In a videotaped message announcing the order, McCrory defended the state law as being needed to respond to what he called the “government overreach” of a Charlotte city ordinance that expanded civil rights protections for people based on sexual orientation and gender identity. He also said the issue had sparked what he called “selective outrage and hypocrisy.”

Roy Cooper, the North Carolina attorney general, and multiple LGBT groups criticized McCrory’s order as being a half-measure that left discrimination intact.

“Governor McCrory’s executive order is a day late and a veto short,” Cooper, a Democrat and McCrory’s gubernatorial opponent this fall, said in a statement. “The sweeping discrimination law he signed has already cost North Carolina hundreds of jobs and millions of dollars in revenue. I’m glad Governor McCrory has finally acknowledged the great damage his legislation has done, but he needs to do much more.”

This law prompted intense backlash from LGBT groups and big businesses alike, with a host of major companies calling on the state to withdraw its proposal.
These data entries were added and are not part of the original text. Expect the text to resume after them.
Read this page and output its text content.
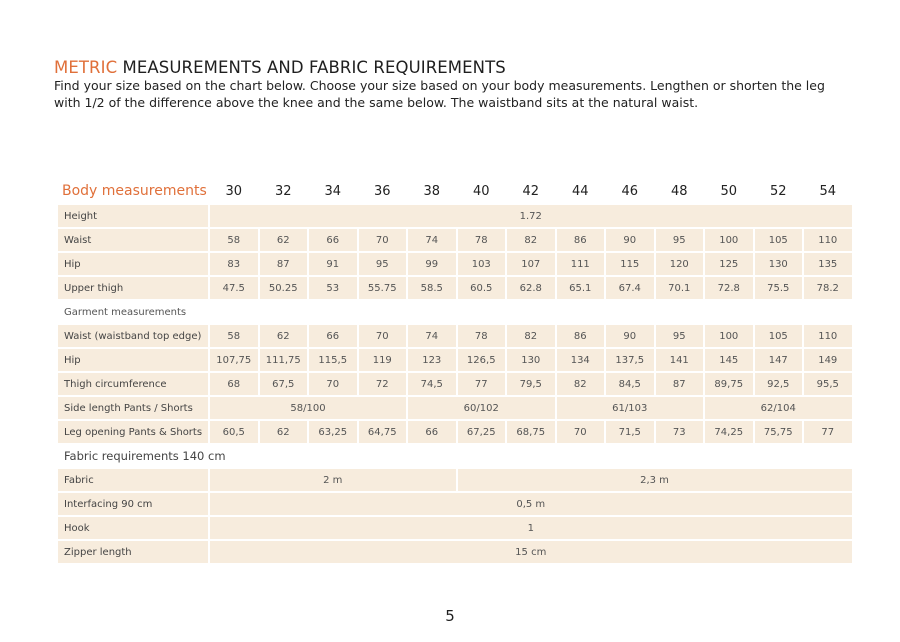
METRIC MEASUREMENTS AND FABRIC REQUIREMENTS
Find your size based on the chart below. Choose your size based on your body measurements. Lengthen or shorten the leg with 1/2 of the difference above the knee and the same below. The waistband sits at the natural waist.
Body measurements	30	32	34	36	38	40	42	44	46	48	50	52	54
Height	1.72												
Waist	58	62	66	70	74	78	82	86	90	95	100	105	110
Hip	83	87	91	95	99	103	107	111	115	120	125	130	135
Upper thigh	47.5	50.25	53	55.75	58.5	60.5	62.8	65.1	67.4	70.1	72.8	75.5	78.2
Garment measurements													
Waist (waistband top edge)	58	62	66	70	74	78	82	86	90	95	100	105	110
Hip	107,75	111,75	115,5	119	123	126,5	130	134	137,5	141	145	147	149
Thigh circumference	68	67,5	70	72	74,5	77	79,5	82	84,5	87	89,75	92,5	95,5
Side length Pants / Shorts	58/100				60/102			61/103			62/104		
Leg opening Pants & Shorts	60,5	62	63,25	64,75	66	67,25	68,75	70	71,5	73	74,25	75,75	77
Fabric requirements 140 cm													
Fabric	2 m					2,3 m							
Interfacing 90 cm	0,5 m												
Hook	1												
Zipper length	15 cm												
5
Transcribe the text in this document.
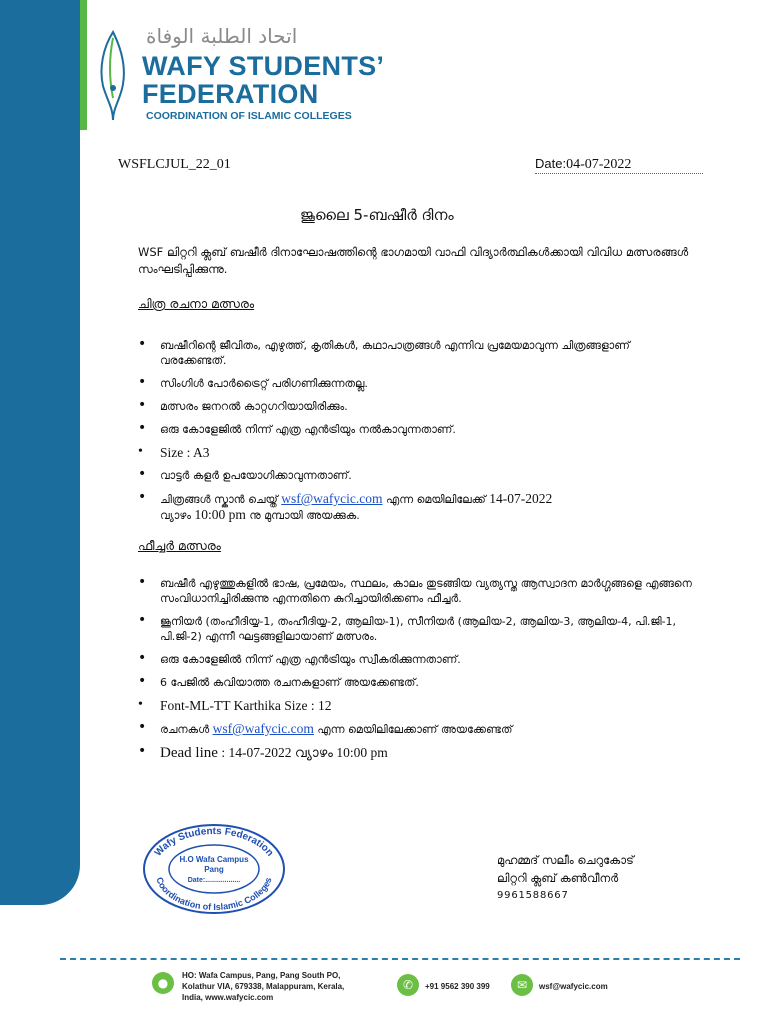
اتحاد الطلبة الوفاة
WAFY STUDENTS’
FEDERATION
COORDINATION OF ISLAMIC COLLEGES
WSFLCJUL_22_01	Date:04-07-2022
ജൂലൈ 5-ബഷീർ ദിനം
WSF ലിറ്ററി ക്ലബ് ബഷീർ ദിനാഘോഷത്തിന്റെ ഭാഗമായി വാഫി വിദ്യാർത്ഥികൾക്കായി വിവിധ മത്സരങ്ങൾ സംഘടിപ്പിക്കുന്നു.
ചിത്ര രചനാ മത്സരം
• ബഷീറിന്റെ ജീവിതം, എഴുത്ത്, കൃതികൾ, കഥാപാത്രങ്ങൾ എന്നിവ പ്രമേയമാവുന്ന ചിത്രങ്ങളാണ് വരക്കേണ്ടത്.
• സിംഗിൾ പോർട്രൈറ്റ് പരിഗണിക്കുന്നതല്ല.
• മത്സരം ജനറൽ കാറ്റഗറിയായിരിക്കും.
• ഒരു കോളേജിൽ നിന്ന് എത്ര എൻട്രിയും നൽകാവുന്നതാണ്.
• Size : A3
• വാട്ടർ കളർ ഉപയോഗിക്കാവുന്നതാണ്.
• ചിത്രങ്ങൾ സ്കാൻ ചെയ്ത് wsf@wafycic.com എന്ന മെയിലിലേക്ക് 14-07-2022
വ്യാഴം 10:00 pm നു മുമ്പായി അയക്കുക.
ഫീച്ചർ മത്സരം
• ബഷീർ എഴുത്തുകളിൽ ഭാഷ, പ്രമേയം, സ്ഥലം, കാലം തുടങ്ങിയ വ്യത്യസ്ത ആസ്വാദന മാർഗ്ഗങ്ങളെ എങ്ങനെ സംവിധാനിച്ചിരിക്കുന്നു എന്നതിനെ കുറിച്ചായിരിക്കണം ഫീച്ചർ.
• ജൂനിയർ (തംഹീദിയ്യ-1, തംഹീദിയ്യ-2, ആലിയ-1), സീനിയർ (ആലിയ-2, ആലിയ-3, ആലിയ-4, പി.ജി-1, പി.ജി-2) എന്നീ ഘട്ടങ്ങളിലായാണ് മത്സരം.
• ഒരു കോളേജിൽ നിന്ന് എത്ര എൻട്രിയും സ്വീകരിക്കുന്നതാണ്.
• 6 പേജിൽ കവിയാത്ത രചനകളാണ് അയക്കേണ്ടത്.
• Font-ML-TT Karthika Size : 12
• രചനകൾ wsf@wafycic.com എന്ന മെയിലിലേക്കാണ് അയക്കേണ്ടത്
• Dead line : 14-07-2022 വ്യാഴം 10:00 pm
Wafy Students Federation
Coordination of Islamic Colleges
H.O Wafa Campus
Pang
Date:..................
മുഹമ്മദ് സലീം ചെറുകോട്
ലിറ്ററി ക്ലബ് കൺവീനർ
9961588667
●
HO: Wafa Campus, Pang, Pang South PO,
Kolathur VIA, 679338, Malappuram, Kerala,
India, www.wafycic.com
✆	+91 9562 390 399	✉	wsf@wafycic.com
The state law prohibits transgender people from using public bathrooms in schools and government facilities that don’t match the gender on their birth certificate, and it also barred local governments from extending civil rights protections to gay and transgender people.

Two major companies — PayPal last week and, earlier on Tuesday, Deutsche Bank — announced that they would call off proposed expansions in North Carolina due to the new law.